Tensions politiques en Guinée-Bissau autour de l'éventuelle succession du président Bacaï


Tensions politiques en Guinée-Bissau autour de l'éventuelle succession du président Bacaï
Officiellement, le président bissau-guinéen, Malam Bacaï Sanha, va mieux. Selon les services de la présidence, il serait même sorti de l'unité de soins intensifs de l'hôpital du Val de Grâce à Paris où il est actuellement soigné. Le président avait été évacué de Bissau via Dakar fin novembre. Mais à Bissau, les ennuis de santé du président provoquent une certaine agitation politique.

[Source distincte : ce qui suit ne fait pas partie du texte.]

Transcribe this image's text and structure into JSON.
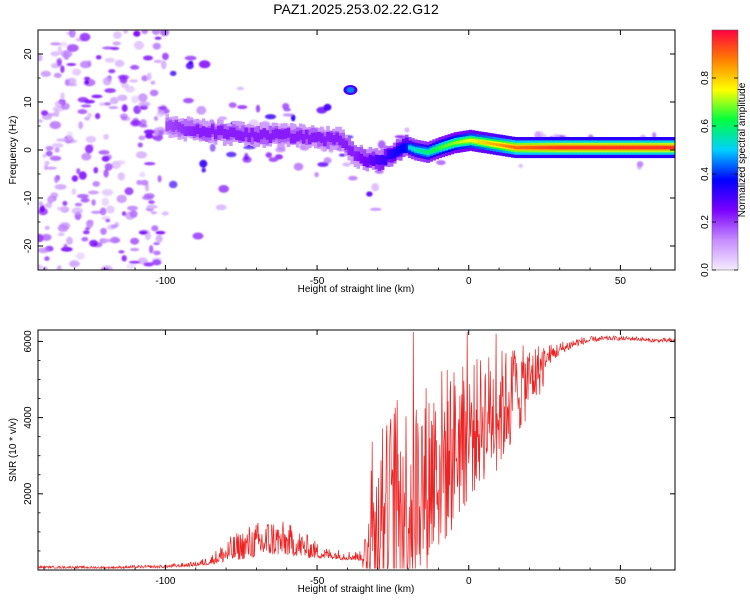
{
  "page_title": "PAZ1.2025.253.02.22.G12",
  "chart_data": [
    {
      "type": "heatmap",
      "title": "PAZ1.2025.253.02.22.G12",
      "xlabel": "Height of straight line (km)",
      "ylabel": "Frequency (Hz)",
      "xlim": [
        -142,
        68
      ],
      "ylim": [
        -25,
        25
      ],
      "xticks": [
        -100,
        -50,
        0,
        50
      ],
      "yticks": [
        -20,
        -10,
        0,
        10,
        20
      ],
      "colorbar": {
        "label": "Normalized spectral amplitude",
        "range": [
          0.0,
          1.0
        ],
        "ticks": [
          0.0,
          0.2,
          0.4,
          0.6,
          0.8
        ],
        "tick_labels": [
          "0.0",
          "0.2",
          "0.4",
          "0.6",
          "0.8"
        ],
        "colors": [
          "#f5ecff",
          "#c58cff",
          "#7a00ff",
          "#0000ff",
          "#00d0ff",
          "#00ff40",
          "#ffff00",
          "#ff8000",
          "#ff0040"
        ]
      },
      "ridge": {
        "description": "dominant frequency track",
        "x": [
          -100,
          -90,
          -80,
          -70,
          -60,
          -50,
          -42,
          -38,
          -34,
          -30,
          -26,
          -22,
          -18,
          -14,
          -10,
          -5,
          0,
          5,
          10,
          15,
          30,
          50,
          68
        ],
        "y": [
          5,
          4,
          3.5,
          3,
          3,
          2.5,
          2,
          -1,
          -2,
          -2.5,
          -1,
          1,
          0,
          -0.5,
          0.5,
          1.5,
          2,
          1.5,
          1,
          0.5,
          0.5,
          0.5,
          0.5
        ],
        "amplitude": [
          0.25,
          0.3,
          0.3,
          0.3,
          0.3,
          0.3,
          0.3,
          0.3,
          0.35,
          0.4,
          0.45,
          0.5,
          0.55,
          0.6,
          0.65,
          0.7,
          0.75,
          0.8,
          0.85,
          0.9,
          0.95,
          0.95,
          0.95
        ]
      },
      "isolated_feature": {
        "x": -39,
        "y": 12.5,
        "amplitude": 0.45
      }
    },
    {
      "type": "line",
      "xlabel": "Height of straight line (km)",
      "ylabel": "SNR (10 * v/v)",
      "xlim": [
        -142,
        68
      ],
      "ylim": [
        0,
        6300
      ],
      "xticks": [
        -100,
        -50,
        0,
        50
      ],
      "yticks": [
        2000,
        4000,
        6000
      ],
      "series": [
        {
          "name": "SNR",
          "color": "#ee2222",
          "envelope": {
            "x": [
              -142,
              -120,
              -100,
              -90,
              -85,
              -80,
              -72,
              -65,
              -58,
              -52,
              -48,
              -40,
              -35,
              -32,
              -28,
              -25,
              -20,
              -15,
              -10,
              -5,
              0,
              5,
              10,
              15,
              20,
              25,
              30,
              35,
              40,
              45,
              50,
              55,
              60,
              68
            ],
            "base": [
              60,
              50,
              70,
              120,
              180,
              300,
              450,
              550,
              500,
              400,
              350,
              300,
              280,
              900,
              1200,
              1500,
              1800,
              2200,
              2800,
              3200,
              3600,
              4000,
              4200,
              4600,
              5000,
              5400,
              5700,
              5900,
              6000,
              6050,
              6050,
              6050,
              6000,
              6000
            ],
            "amp": [
              60,
              60,
              80,
              120,
              250,
              600,
              900,
              1000,
              800,
              550,
              300,
              250,
              250,
              1500,
              2500,
              3000,
              2800,
              2700,
              2600,
              2200,
              1800,
              1700,
              1600,
              1300,
              900,
              600,
              350,
              250,
              150,
              120,
              100,
              100,
              100,
              100
            ]
          }
        }
      ]
    }
  ]
}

A Bissau, la stabilité politique ne tient plus qu'à un fil : l'état de santé du président Sanha. Si officiellement la classe politique se tait, en réalité, chacun se prépare à une succession difficile. En ligne de mire, le Premier ministre Carlos Gomes et son proche allié, le président de l'Assemblée nationale, Raimundo Pereira.
Les deux hommes appartiennent à la même aile du Paigc (Parti africain pour l'indépendance de la Guinée-Bissau et du Cap-Vert), le parti au pouvoir, et en cas de décès du président Sanha, c'est Raimundo Pereira qui devrait assurer l'intérim. Une perspective inacceptable pour l'opposition.
Pour tenter d'écarter les deux hommes, elle a fait pression sur la justice, afin qu'elle entende Carlos Gomes et Raimundo Pereira dans le cadre de l'enquête sur l'assassinat de deux responsables politiques en 2008.
Dans la ligne de mire de l'armée
Après avoir entendu le Premier ministre, le procureur vient de convoquer le président de l'Assemblée nationale. Les deux hommes crient au complot. Mais s'ils n'avaient que l'opposition contre eux, Gomes et Pereira pourraient dormir tranquille. Or, ils sont dans la ligne de mire de l'armée, et notamment de son chef d'état-major, Antonio Injai. Celui-ci a déjà obtenu que le gouvernement renonce à l'envoi d'une force de stabilisation de la Cédéao à Bissau. Les militaires y voyaient une façon pour le Premier ministre de se protéger face à sa propre armée.
A Bissau, beaucoup sont convaincus d'une chose : si jamais le président devait abandonner ses fonctions, son Premier ministre et le président de l’Assemblée nationale n'auraient guère de chance de survivre politiquement.